From Duluth News-Tribune |
We’re in the midst of what scientists call an invasion or irruption year for Snowy Owls. We used to attribute these years when a great many of the owls show up in the Lower 48 to crashes in the lemming population, and most of us believed that most of the birds were starving. Duluth’s own David Evans banded Snowy Owls every year in the Duluth Harbor, and some of the individuals, in perfect health, returned several years running, so people paying attention knew that the situation was more complicated than that.
Banders can tell by a bird’s condition and weight whether it’s actually starving. The ones taken in for rehab often are in terrible condition and down to unhealthy weights, but that is often due to those birds’ injuries making it difficult for them to hunt. When you think about it, it doesn’t make sense that a bird starving in the Arctic Circle could make it all the way through the Canadian wilderness and well into the United States—it takes a lot of calories and strength to migrate at all, much less such long distances. So during the Snowy Owl invasion in 2013-2014, Scott Weidensaul and several other bird researchers started tracking individual Snowy Owls over time by placing satellite transmitters on them in a wonderful, ongoing project called Operation SNOWstorm. Duluth’s own Frank Nicoletti has been involved in banding for the project.
So far we’ve learned that at least some of the years when owls invade, it’s because there have been so very many lemmings that reproduction was extremely successful. We’re presuming that as the birds space themselves, many of them are forced out of the Arctic by so many more experienced territorial birds. Some indeed have been found emaciated and weak, but many that are trapped by banders are robust and well filled out. Obviously, the ones that are in bad enough condition to be easily captured for rehab aren’t representative of the whole in the way that the ones trapped by banders are. And it may well be that when lemming populations crash, many more birds do head out our way. But during those years, far fewer baby Snowy Owls are hatched, and to get this far from the tundra, they still must have started in reasonably good health.
Once they get away from wilderness, they get a bit bewildered by the strange changes in habitat. One of the problems they’ve historically had in Duluth, and most certainly in other places, has been due to their preference for high places to roost, along with their equal preference for avoiding high deciduous trees, which aren’t part of their habitat in permafrost. Usually this isn’t a problem, and we often see them atop roofs, power poles, and other structures. Last week I saw one in Two Harbors sitting on a wall.

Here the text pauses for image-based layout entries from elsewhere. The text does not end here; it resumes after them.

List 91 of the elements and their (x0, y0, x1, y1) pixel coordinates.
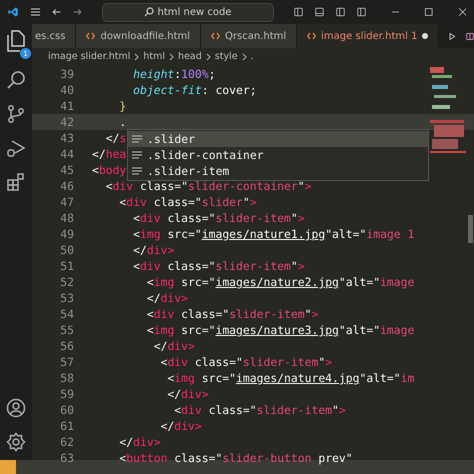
code-line: height:100%; (132, 67, 216, 81)
chevron-icon (242, 52, 247, 60)
line-number: 62 (59, 435, 75, 449)
code-line: </div> (152, 339, 195, 353)
editor-tab[interactable]: Qrscan.html (201, 24, 298, 48)
source-control-icon[interactable] (6, 104, 26, 124)
code-line: <img src="images/nature4.jpg"alt="im (166, 371, 414, 385)
command-search-field[interactable]: html new code (102, 2, 274, 22)
code-line: <div class="slider-container"> (104, 179, 312, 193)
line-number: 57 (59, 355, 75, 369)
code-line: <body (92, 163, 126, 177)
line-number: 61 (59, 419, 75, 433)
code-line: <div class="slider-item"> (132, 211, 305, 225)
code-line: </div> (146, 291, 188, 305)
line-number: 49 (59, 227, 75, 241)
code-line: </div> (166, 387, 209, 401)
layout-icon[interactable] (314, 6, 324, 18)
line-number: 48 (59, 211, 75, 225)
code-line: . (118, 115, 126, 129)
layout-icon[interactable] (336, 6, 344, 18)
layout-icon[interactable] (294, 6, 302, 18)
forward-arrow-icon[interactable] (72, 7, 82, 17)
code-line: } (118, 99, 126, 113)
breadcrumb-item[interactable]: style (214, 51, 238, 62)
extensions-icon[interactable] (6, 172, 26, 192)
editor-tab[interactable]: es.css (32, 24, 76, 48)
line-number: 40 (59, 83, 75, 97)
code-line: <div class="slider-item"> (173, 403, 346, 417)
code-line: </div> (160, 419, 202, 433)
back-arrow-icon[interactable] (52, 7, 60, 17)
code-line: object-fit: cover; (132, 83, 257, 97)
run-icon[interactable] (449, 30, 456, 42)
settings-icon[interactable] (6, 432, 26, 452)
suggestion-item[interactable]: .slider-item (128, 163, 428, 179)
code-line: <button class="slider-button prev" (118, 451, 353, 465)
code-line: <img src="images/nature2.jpg"alt="image (146, 275, 414, 289)
line-number: 46 (59, 179, 75, 193)
line-number: 53 (59, 291, 75, 305)
line-number: 58 (59, 371, 75, 385)
text-icon (132, 166, 142, 176)
code-line: </s (104, 131, 126, 145)
editor-tab[interactable]: downloadfile.html (76, 24, 202, 48)
line-number: 52 (59, 275, 75, 289)
breadcrumb-item[interactable]: head (178, 51, 202, 62)
search-icon[interactable] (6, 70, 26, 90)
app-logo-icon (8, 5, 18, 19)
suggestion-item[interactable]: .slider (128, 131, 428, 147)
line-number: 43 (59, 131, 75, 145)
run-debug-icon[interactable] (6, 138, 26, 158)
code-line: <img src="images/nature3.jpg"alt="image (146, 323, 414, 337)
chevron-icon (206, 52, 211, 60)
line-number: 54 (59, 307, 75, 321)
code-line: <div class="slider-item"> (160, 355, 332, 369)
line-number: 41 (59, 99, 75, 113)
suggestion-item[interactable]: .slider-container (128, 147, 428, 163)
line-number: 59 (59, 387, 75, 401)
code-line: </div> (132, 243, 174, 257)
close-icon[interactable] (458, 7, 466, 17)
line-number: 55 (59, 323, 75, 337)
line-number: 56 (59, 339, 75, 353)
breadcrumb-item[interactable]: . (250, 51, 254, 62)
text-icon (132, 134, 142, 144)
line-number: 44 (59, 147, 75, 161)
code-line: <div class="slider-item"> (132, 259, 305, 273)
editor-tab[interactable]: image slider.html 1 (297, 24, 440, 48)
line-number: 45 (59, 163, 75, 177)
line-number: 51 (59, 259, 75, 273)
line-number: 60 (59, 403, 75, 417)
code-line: <div class="slider-item"> (146, 307, 318, 321)
layout-icon[interactable] (356, 6, 366, 18)
scrollbar[interactable] (468, 215, 473, 243)
code-line: </hea (92, 147, 126, 161)
line-number: 39 (59, 67, 75, 81)
search-icon (144, 7, 154, 17)
line-number: 47 (59, 195, 75, 209)
menu-icon[interactable] (30, 7, 40, 17)
maximize-icon[interactable] (425, 7, 432, 17)
files-icon[interactable] (6, 30, 26, 52)
line-number: 42 (59, 115, 75, 129)
breadcrumb-item[interactable]: image slider.html (48, 51, 130, 62)
account-icon[interactable] (6, 398, 26, 418)
line-number: 63 (59, 451, 75, 465)
chevron-icon (169, 52, 174, 60)
code-line: <img src="images/nature1.jpg"alt="image 1 (132, 227, 414, 241)
text-icon (132, 150, 142, 160)
line-number: 50 (59, 243, 75, 257)
code-line: </div> (118, 435, 161, 449)
chevron-icon (134, 52, 140, 60)
split-editor-icon[interactable] (466, 30, 474, 42)
breadcrumb-item[interactable]: html (143, 51, 166, 62)
code-line: <div class="slider"> (118, 195, 257, 209)
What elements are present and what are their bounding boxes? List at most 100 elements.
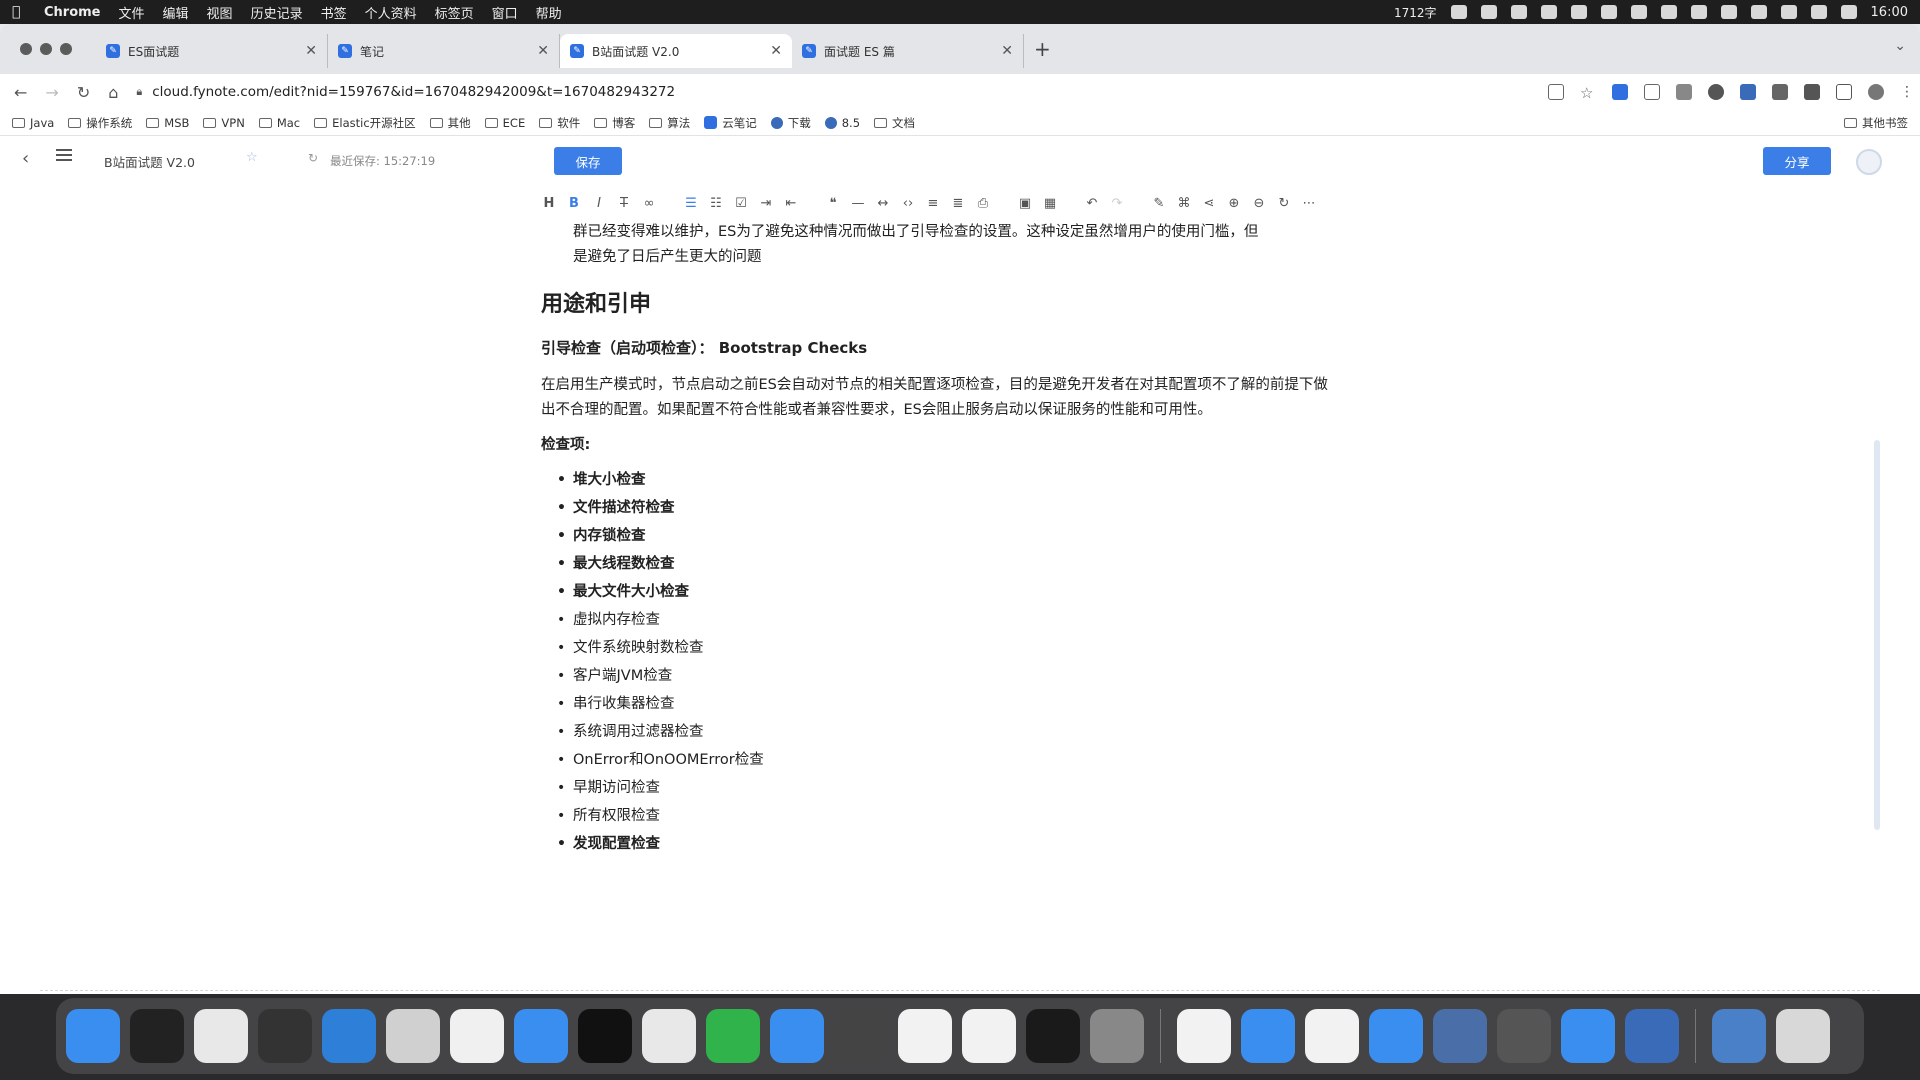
dock-terminal-icon[interactable] — [130, 1009, 184, 1063]
maximize-window-icon[interactable] — [60, 43, 72, 55]
menu-help[interactable]: 帮助 — [536, 3, 562, 22]
table-icon[interactable]: ▦ — [1042, 196, 1058, 211]
image-icon[interactable]: ▣ — [1017, 196, 1033, 211]
document-title[interactable]: B站面试题 V2.0 — [104, 152, 195, 171]
bookmark-folder[interactable]: 操作系统 — [68, 115, 132, 131]
close-window-icon[interactable] — [20, 43, 32, 55]
search-icon[interactable] — [1810, 5, 1827, 19]
bookmark-folder[interactable]: 软件 — [539, 115, 580, 131]
close-tab-icon[interactable]: ✕ — [537, 43, 549, 59]
pen-icon[interactable]: ✎ — [1151, 196, 1167, 211]
align-icon[interactable]: ≡ — [925, 196, 941, 211]
close-tab-icon[interactable]: ✕ — [305, 43, 317, 59]
puzzle-extensions-icon[interactable] — [1804, 84, 1820, 100]
redo-icon[interactable]: ↷ — [1109, 196, 1125, 211]
dock-downloads-icon[interactable] — [1712, 1009, 1766, 1063]
home-icon[interactable]: ⌂ — [108, 83, 118, 102]
menu-tabs[interactable]: 标签页 — [435, 3, 474, 22]
minimize-window-icon[interactable] — [40, 43, 52, 55]
bookmark-folder[interactable]: VPN — [203, 116, 245, 130]
lock-icon[interactable]: 🔒︎ — [136, 85, 142, 99]
dock-app16-icon[interactable] — [1026, 1009, 1080, 1063]
undo-icon[interactable]: ↶ — [1084, 196, 1100, 211]
dock-app7-icon[interactable] — [450, 1009, 504, 1063]
dock-app3-icon[interactable] — [194, 1009, 248, 1063]
dock-app23-icon[interactable] — [1497, 1009, 1551, 1063]
dock-wps-icon[interactable] — [1177, 1009, 1231, 1063]
bookmark-folder[interactable]: Mac — [258, 116, 300, 130]
url-text[interactable]: cloud.fynote.com/edit?nid=159767&id=1670… — [152, 84, 675, 100]
align-right-icon[interactable]: ≣ — [950, 196, 966, 211]
inline-code-icon[interactable]: ‹› — [900, 196, 916, 211]
italic-icon[interactable]: I — [591, 196, 607, 211]
dock-finder-icon[interactable] — [66, 1009, 120, 1063]
more-icon[interactable]: ⋯ — [1301, 196, 1317, 211]
back-arrow-icon[interactable]: ← — [14, 83, 27, 102]
profile-avatar[interactable] — [1868, 84, 1884, 100]
dock-app13-icon[interactable] — [834, 1009, 888, 1063]
tray-icon[interactable] — [1510, 5, 1527, 19]
apple-menu-icon[interactable]:  — [12, 4, 26, 20]
dock-app20-icon[interactable] — [1305, 1009, 1359, 1063]
bookmark-folder[interactable]: 文档 — [874, 115, 915, 131]
user-avatar[interactable] — [1856, 149, 1882, 175]
tray-icon[interactable] — [1450, 5, 1467, 19]
share-button[interactable]: 分享 — [1763, 147, 1831, 175]
bookmark-link[interactable]: 下载 — [770, 115, 811, 131]
dock-wechat-icon[interactable] — [706, 1009, 760, 1063]
share-page-icon[interactable] — [1548, 84, 1564, 100]
menu-edit[interactable]: 编辑 — [163, 3, 189, 22]
other-bookmarks[interactable]: 其他书签 — [1844, 115, 1908, 131]
extension-icon[interactable] — [1676, 84, 1692, 100]
bookmark-folder[interactable]: 博客 — [594, 115, 635, 131]
dock-app6-icon[interactable] — [386, 1009, 440, 1063]
favorite-star-icon[interactable]: ☆ — [246, 150, 258, 165]
zoom-out-icon[interactable]: ⊖ — [1251, 196, 1267, 211]
extension-icon[interactable] — [1708, 84, 1724, 100]
extension-icon[interactable] — [1740, 84, 1756, 100]
tab-notes[interactable]: ✎ 笔记 ✕ — [328, 34, 560, 68]
extension-icon[interactable] — [1772, 84, 1788, 100]
bookmark-folder[interactable]: 其他 — [429, 115, 471, 131]
numbered-list-icon[interactable]: ☷ — [708, 196, 724, 211]
indent-icon[interactable]: ⇥ — [758, 196, 774, 211]
checkbox-icon[interactable]: ☑ — [733, 196, 749, 211]
battery-icon[interactable] — [1720, 5, 1737, 19]
extension-icon[interactable] — [1644, 84, 1660, 100]
address-bar[interactable]: 🔒︎ cloud.fynote.com/edit?nid=159767&id=1… — [136, 78, 1530, 106]
dock-app25-icon[interactable] — [1625, 1009, 1679, 1063]
dock-app21-icon[interactable] — [1369, 1009, 1423, 1063]
dock-app12-icon[interactable] — [770, 1009, 824, 1063]
menu-profile[interactable]: 个人资料 — [365, 3, 417, 22]
outdent-icon[interactable]: ⇤ — [783, 196, 799, 211]
close-tab-icon[interactable]: ✕ — [770, 43, 782, 59]
dock-app22-icon[interactable] — [1433, 1009, 1487, 1063]
heading-icon[interactable]: H — [541, 196, 557, 211]
tray-icon[interactable] — [1600, 5, 1617, 19]
dock-app14-icon[interactable] — [898, 1009, 952, 1063]
bookmark-link[interactable]: 8.5 — [824, 116, 860, 130]
link-icon[interactable]: ∞ — [641, 196, 657, 211]
dock-app4-icon[interactable] — [258, 1009, 312, 1063]
bluetooth-icon[interactable] — [1780, 5, 1797, 19]
menu-bookmarks[interactable]: 书签 — [321, 3, 347, 22]
dock-app10-icon[interactable] — [642, 1009, 696, 1063]
wifi-icon[interactable] — [1750, 5, 1767, 19]
tray-icon[interactable] — [1690, 5, 1707, 19]
bookmark-folder[interactable]: Java — [12, 116, 54, 130]
dock-typora-icon[interactable] — [962, 1009, 1016, 1063]
attachment-icon[interactable]: ⎙ — [975, 196, 991, 211]
bookmark-folder[interactable]: MSB — [146, 116, 189, 130]
clock[interactable]: 16:00 — [1871, 5, 1908, 20]
bookmark-folder[interactable]: ECE — [484, 116, 525, 130]
tray-icon[interactable] — [1630, 5, 1647, 19]
dock-qq-icon[interactable] — [578, 1009, 632, 1063]
dock-settings-icon[interactable] — [1090, 1009, 1144, 1063]
forward-arrow-icon[interactable]: → — [45, 83, 58, 102]
more-menu-icon[interactable]: ⋮ — [1900, 84, 1914, 100]
tab-bilibili-interview[interactable]: ✎ B站面试题 V2.0 ✕ — [560, 34, 792, 68]
bullet-list-icon[interactable]: ☰ — [683, 196, 699, 211]
save-button[interactable]: 保存 — [554, 147, 622, 175]
dock-trash-icon[interactable] — [1776, 1009, 1830, 1063]
tray-icon[interactable] — [1570, 5, 1587, 19]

Unfortunately, sometimes something juts above rooftops that, from the air, looks stable and flat—a chimney or other kind of smokestack. On Wednesday, a Snowy Owl perched on the smokestack leading to the chaff receptacle at Duluth’s Alakef Coffee Roasters, and whoosh! Like Santa Claus, it dropped right down the chimney. Its scratching attracted the attention of Ezra Bennett, who found it, called Wildwoods Rehab, and made a YouTube video of the rescue.
Wildwoods kept the coffee-stained bird overnight and sent it on to The Raptor Center.
This story of course made the evening news. I knew it had to involve a smokestack before reporters mentioned how the bird got into the coffee-making machinery. A few decades ago, David Evans, Duluth's own prominent raptor authority, had funding to mark several birds with radio transmitters. He suddenly lost the signal of one bird, and in circling the Duluth-Superior harbor area and beyond, he finally began to pick up the signal again, but searched for two days until he finally pinpointed the bird’s location, inside an abandoned hotel. The owl had apparently fallen down the chimney. Evans got permission to go inside, and then to tear down a wall covering access to the chimney, and found the owl, still alive in a pile of dead pigeon remains, where he also found one or two dessicated Snowy Owl carcasses. When he mentioned this story at a Duluth Audubon meeting back in the late 80s or early 90s, the vice-principal of a local junior high school mentioned that a Snowy Owl had dropped down the chimney of the school, and someone else mentioned the same thing happening at their cabin.
Ezra Bennett said they’d be capping the smokestack at Alakef. That’s an important thing for all of us to do for any metal-lined chimney. Meanwhile, one thing the Snowy Owls might do next time they’re way, way up north is to talk to Santa Claus about chimneys. He can tell them how it’s easier to drop down them than to rise up again, which involves laying his finger aside of his nose—two specific pieces of human anatomy that Snowy Owls just don’t have.